Our solution was to suggest using color categories instead of precise shades. This way, if someone described a shade as "honey," the system could categorize it as "light wood," selecting the closest color category. This not only simplified the process but also made it more flexible. Each image's metadata would include a color category. This would ensure the system matched within the desired range, even if the shade varied.
This solution lets the client convey precise info to the user, despite color perception variations. The system could suggest furniture in the right color range, meeting expectations and simplifying the search task. This approach worked well, showing how to optimize processes in seemingly complex tasks.
Overcoming Object Tracking and Identification Challenges in Dynamic Videos
We always find sports annotation interesting due to the dynamics and speed of the videos involved.
In one case, the client needed to track the movement of each player in a soccer match using object detection and tracking, keeping stable bounding boxes around each player throughout the recording.
To solve this case, we used a pre-annotation approach for player tracking in each video. It reduced the time needed to manually annotate each object in each frame while providing a baseline accuracy level.
This is what it looked like, step by step.
This method cut annotation costs and time, as pre-annotation and real ID use minimized the need for manual adjustments. The client got quality data for analysis. Each player was identified on-screen, not just as "a person" on the field.
Data That Helps Models "Think" Like Humans
At the pre-POC stage, clients often come to us with specific pain points — challenges they seek our help to resolve. Among these are annotation inconsistencies, which can confuse and hinder model training. For example, one person might annotate a head and shoulders as visible, while another annotates only the head. Solving this requires high annotation consistency, and many companies come to us to check how we handle such tasks.
We also collaborate with Quality Match, and their software called HARI which simplifies the verification process and helps to reach a consensus. This system asks users simple questions and collects statistics on subjective cases. For example, on the question “Is this person balding?” most users might answer “yes,” but some may disagree. These data help assess the importance of a subjective case for a dataset. They decide if it should be included in the model being trained. This cuts verification costs. It also shows clients how conflicting data may affect outcomes and where to change their approach.
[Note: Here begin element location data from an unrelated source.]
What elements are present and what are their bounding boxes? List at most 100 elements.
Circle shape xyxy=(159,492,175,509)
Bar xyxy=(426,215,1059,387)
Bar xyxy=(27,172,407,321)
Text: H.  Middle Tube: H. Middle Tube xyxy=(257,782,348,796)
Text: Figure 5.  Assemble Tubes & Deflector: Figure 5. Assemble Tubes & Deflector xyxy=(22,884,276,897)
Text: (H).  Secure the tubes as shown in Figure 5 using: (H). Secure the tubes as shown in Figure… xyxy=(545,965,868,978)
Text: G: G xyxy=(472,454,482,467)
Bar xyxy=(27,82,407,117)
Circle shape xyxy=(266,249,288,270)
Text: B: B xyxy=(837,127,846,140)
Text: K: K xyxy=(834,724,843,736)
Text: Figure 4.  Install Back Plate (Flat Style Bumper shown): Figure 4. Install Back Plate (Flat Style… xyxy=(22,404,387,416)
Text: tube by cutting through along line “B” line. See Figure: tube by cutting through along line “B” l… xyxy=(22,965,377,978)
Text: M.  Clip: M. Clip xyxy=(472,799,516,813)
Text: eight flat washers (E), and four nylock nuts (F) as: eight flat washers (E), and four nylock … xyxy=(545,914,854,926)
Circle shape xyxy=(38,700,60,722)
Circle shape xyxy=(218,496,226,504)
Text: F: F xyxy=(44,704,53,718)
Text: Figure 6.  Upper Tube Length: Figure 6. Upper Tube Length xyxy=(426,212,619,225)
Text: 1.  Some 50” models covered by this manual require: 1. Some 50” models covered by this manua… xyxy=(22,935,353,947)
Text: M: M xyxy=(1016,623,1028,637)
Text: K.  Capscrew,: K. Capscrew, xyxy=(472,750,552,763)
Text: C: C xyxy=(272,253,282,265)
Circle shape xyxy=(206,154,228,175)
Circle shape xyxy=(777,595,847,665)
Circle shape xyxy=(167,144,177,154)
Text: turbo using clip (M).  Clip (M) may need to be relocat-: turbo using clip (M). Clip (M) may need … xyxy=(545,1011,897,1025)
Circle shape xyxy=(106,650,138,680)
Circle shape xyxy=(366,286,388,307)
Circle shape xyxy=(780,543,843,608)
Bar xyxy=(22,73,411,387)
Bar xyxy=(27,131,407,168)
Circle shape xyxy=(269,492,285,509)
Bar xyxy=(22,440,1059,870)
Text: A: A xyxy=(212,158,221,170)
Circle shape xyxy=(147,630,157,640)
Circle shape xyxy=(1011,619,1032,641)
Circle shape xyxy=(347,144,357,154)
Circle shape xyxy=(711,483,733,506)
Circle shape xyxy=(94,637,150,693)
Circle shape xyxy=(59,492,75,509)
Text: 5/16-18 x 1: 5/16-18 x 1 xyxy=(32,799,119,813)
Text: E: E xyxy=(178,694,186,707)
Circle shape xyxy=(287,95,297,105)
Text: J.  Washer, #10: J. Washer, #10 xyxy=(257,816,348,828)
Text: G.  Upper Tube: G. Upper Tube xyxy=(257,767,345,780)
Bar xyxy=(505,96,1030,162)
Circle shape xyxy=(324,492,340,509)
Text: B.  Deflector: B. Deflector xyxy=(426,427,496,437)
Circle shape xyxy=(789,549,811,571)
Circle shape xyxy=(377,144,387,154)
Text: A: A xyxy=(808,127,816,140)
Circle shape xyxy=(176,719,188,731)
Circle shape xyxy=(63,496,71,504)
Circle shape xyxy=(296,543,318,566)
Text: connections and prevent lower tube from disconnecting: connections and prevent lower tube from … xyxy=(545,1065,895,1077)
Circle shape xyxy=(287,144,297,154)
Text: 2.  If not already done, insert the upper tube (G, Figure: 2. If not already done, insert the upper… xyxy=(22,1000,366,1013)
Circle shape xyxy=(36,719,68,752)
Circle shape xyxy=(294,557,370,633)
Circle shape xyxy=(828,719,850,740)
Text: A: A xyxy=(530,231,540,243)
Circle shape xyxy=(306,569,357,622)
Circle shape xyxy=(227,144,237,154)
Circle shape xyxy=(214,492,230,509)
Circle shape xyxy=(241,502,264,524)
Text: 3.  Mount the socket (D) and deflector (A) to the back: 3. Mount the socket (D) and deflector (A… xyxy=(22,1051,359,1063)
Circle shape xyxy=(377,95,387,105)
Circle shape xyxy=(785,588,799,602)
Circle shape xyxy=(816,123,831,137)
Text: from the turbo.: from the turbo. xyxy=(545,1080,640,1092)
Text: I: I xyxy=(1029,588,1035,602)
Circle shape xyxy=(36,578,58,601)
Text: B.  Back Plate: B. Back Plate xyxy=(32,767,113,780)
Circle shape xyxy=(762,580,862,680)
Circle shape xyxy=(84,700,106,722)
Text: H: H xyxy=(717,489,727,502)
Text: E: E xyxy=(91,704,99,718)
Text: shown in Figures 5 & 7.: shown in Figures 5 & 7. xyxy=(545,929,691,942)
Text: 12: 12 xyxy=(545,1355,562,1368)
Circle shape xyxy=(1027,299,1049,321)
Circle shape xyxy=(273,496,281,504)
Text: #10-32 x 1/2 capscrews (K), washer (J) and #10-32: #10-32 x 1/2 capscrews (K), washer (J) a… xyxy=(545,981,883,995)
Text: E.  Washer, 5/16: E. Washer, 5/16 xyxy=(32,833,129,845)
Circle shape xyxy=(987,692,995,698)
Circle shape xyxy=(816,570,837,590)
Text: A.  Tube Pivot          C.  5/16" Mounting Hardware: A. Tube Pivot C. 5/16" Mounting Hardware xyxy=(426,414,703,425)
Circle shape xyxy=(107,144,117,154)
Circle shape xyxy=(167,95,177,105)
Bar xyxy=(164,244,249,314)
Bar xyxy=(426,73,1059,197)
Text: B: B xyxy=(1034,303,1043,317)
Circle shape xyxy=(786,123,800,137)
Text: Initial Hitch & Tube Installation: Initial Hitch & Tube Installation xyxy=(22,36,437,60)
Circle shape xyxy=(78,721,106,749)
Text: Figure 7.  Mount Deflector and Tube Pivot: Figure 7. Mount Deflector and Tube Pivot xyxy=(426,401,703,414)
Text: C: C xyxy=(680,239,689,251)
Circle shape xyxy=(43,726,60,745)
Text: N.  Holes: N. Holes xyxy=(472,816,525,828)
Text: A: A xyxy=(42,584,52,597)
To summarize, our most significant challenge is finding accurate and detailed annotations. At Keymakr, we create annotations that reflect human perception, as computer vision is trained on human vision. The world needs models that "think" like humans, which requires a human perspective. This is why verification and annotation are crucial for training high-quality models. We continue to improve them by ourselves and in partnership with others to ensure maximum effectiveness.